Brasil em Movimento: Violência Expulsa no Rio e Falta de Emprego Empurra Maranhenses para Fora
Dados baseados no Censo 2022 e atualizações do Instituto Brasileiro de Geografia e Estatística (IBGE) até 2025
O Brasil vive uma mudança silenciosa em seu mapa migratório. Durante décadas, os grandes centros urbanos foram o destino de quem buscava oportunidades e melhores condições de vida. Hoje, porém, esse fluxo começa a se inverter. Em vez de chegada, muitos desses lugares se tornaram pontos de partida.
No topo do ranking de perdas populacionais estão dois estados que simbolizam problemas diferentes, mas igualmente profundos: o Rio de Janeiro, marcado pela crise de segurança pública, e o Maranhão, onde a escassez de empregos formais mantém o êxodo constante.
Rio de Janeiro: quando a violência expulsa
No Rio de Janeiro, o saldo migratório negativo ultrapassa 165 mil pessoas. Mais do que um indicador demográfico, o número reflete uma realidade vivida diariamente por milhares de moradores.
Ao contrário de outras épocas, em que a migração era motivada principalmente por oportunidades econômicas, muitos cariocas estão deixando o estado por um motivo mais básico: segurança.

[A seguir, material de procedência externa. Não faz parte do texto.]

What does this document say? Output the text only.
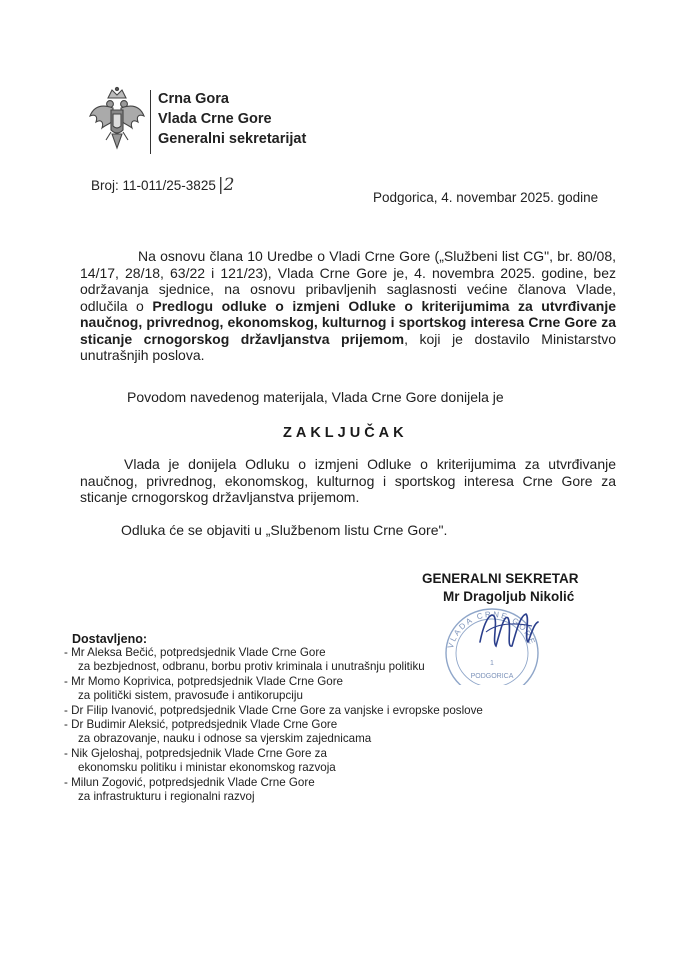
Crna Gora
Vlada Crne Gore
Generalni sekretarijat
Broj: 11-011/25-3825 |2
Podgorica, 4. novembar 2025. godine
Na osnovu člana 10 Uredbe o Vladi Crne Gore („Službeni list CG", br. 80/08, 14/17, 28/18, 63/22 i 121/23), Vlada Crne Gore je, 4. novembra 2025. godine, bez održavanja sjednice, na osnovu pribavljenih saglasnosti većine članova Vlade, odlučila o Predlogu odluke o izmjeni Odluke o kriterijumima za utvrđivanje naučnog, privrednog, ekonomskog, kulturnog i sportskog interesa Crne Gore za sticanje crnogorskog državljanstva prijemom, koji je dostavilo Ministarstvo unutrašnjih poslova.
Povodom navedenog materijala, Vlada Crne Gore donijela je
ZAKLJUČAK
Vlada je donijela Odluku o izmjeni Odluke o kriterijumima za utvrđivanje naučnog, privrednog, ekonomskog, kulturnog i sportskog interesa Crne Gore za sticanje crnogorskog državljanstva prijemom.
Odluka će se objaviti u „Službenom listu Crne Gore".
VLADA CRNE GORE
1
PODGORICA
GENERALNI SEKRETAR
Mr Dragoljub Nikolić
Dostavljeno:
- Mr Aleksa Bečić, potpredsjednik Vlade Crne Gore
za bezbjednost, odbranu, borbu protiv kriminala i unutrašnju politiku
- Mr Momo Koprivica, potpredsjednik Vlade Crne Gore
za politički sistem, pravosuđe i antikorupciju
- Dr Filip Ivanović, potpredsjednik Vlade Crne Gore za vanjske i evropske poslove
- Dr Budimir Aleksić, potpredsjednik Vlade Crne Gore
za obrazovanje, nauku i odnose sa vjerskim zajednicama
- Nik Gjeloshaj, potpredsjednik Vlade Crne Gore za
ekonomsku politiku i ministar ekonomskog razvoja
- Milun Zogović, potpredsjednik Vlade Crne Gore
za infrastrukturu i regionalni razvoj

A expansão do domínio territorial de facções criminosas e milícias alterou profundamente a vida em diversas regiões. Em bairros e comunidades, moradores relatam restrições de circulação, cobrança de taxas ilegais por serviços básicos — como gás e internet — e episódios frequentes de confrontos armados.
Esse cenário tem levado famílias inteiras a buscar refúgio em lugares considerados mais seguros, especialmente no interior de São Paulo e no sul do país, com destaque para Santa Catarina.
Além disso, especialistas apontam o crescimento de um fenômeno conhecido como deslocamento interno forçado, quando moradores abandonam suas casas — muitas vezes próprias — para escapar de ameaças ou da presença direta de grupos criminosos.
Maranhão: auxílio garante comida, mas não cria futuro
A realidade é diferente, mas igualmente preocupante, no Maranhão. O estado registrou a segunda maior perda populacional do país, com cerca de 129 mil pessoas deixando o território nos últimos anos.
Embora o Maranhão tenha uma das maiores coberturas de programas sociais do Brasil — com mais de 50% da população beneficiada pelo Bolsa Família — o êxodo continua.
O motivo principal é a escassez de empregos formais.
Para muitas famílias, o auxílio garante a sobrevivência básica, mas não oferece perspectivas de crescimento ou estabilidade profissional. A baixa industrialização, somada à elevada informalidade, limita as oportunidades para jovens e trabalhadores.
Diante disso, a migração surge como alternativa. Muitos maranhenses seguem para regiões do Centro-Oeste e do Sul, onde há maior oferta de vagas formais e salários mais altos.
Para eles, deixar o estado não é apenas uma decisão econômica — é também uma tentativa de construir um futuro mais previsível.
O novo polo de atração
Enquanto alguns estados perdem população, outros ganham força como novos destinos.
Entre eles, Santa Catarina tem se destacado como um dos principais polos de atração migratória do país.
Com indicadores de segurança mais favoráveis, economia diversificada e forte presença industrial, o estado passou a receber tanto profissionais qualificados quanto trabalhadores em busca do primeiro emprego formal.
O resultado é a consolidação de um novo eixo migratório interno no Brasil, deslocando parte da população do Sudeste e do Nordeste para o Sul.
Retrato do êxodo brasileiro
Saldo migratório recente (IBGE 2022–2025):
Estado Saldo Migratório Principal motivação
Rio de Janeiro -165.360 Violência e insegurança
Maranhão -129.228 Busca por emprego formal
Distrito Federal -99.593 Alto custo de vida
Um recado silencioso
O movimento migratório atual revela mais do que números populacionais. Ele expõe fragilidades estruturais do país.
No Sudeste, o avanço da criminalidade desafia a capacidade do Estado de garantir segurança básica. No Nordeste, a dependência de programas sociais mostra limites quando não vem acompanhada de geração de empregos e desenvolvimento econômico.
Nos dois casos, o resultado é o mesmo: brasileiros fazendo as malas e partindo em busca do que deveria ser garantido em qualquer lugar — segurança para viver e trabalho para crescer.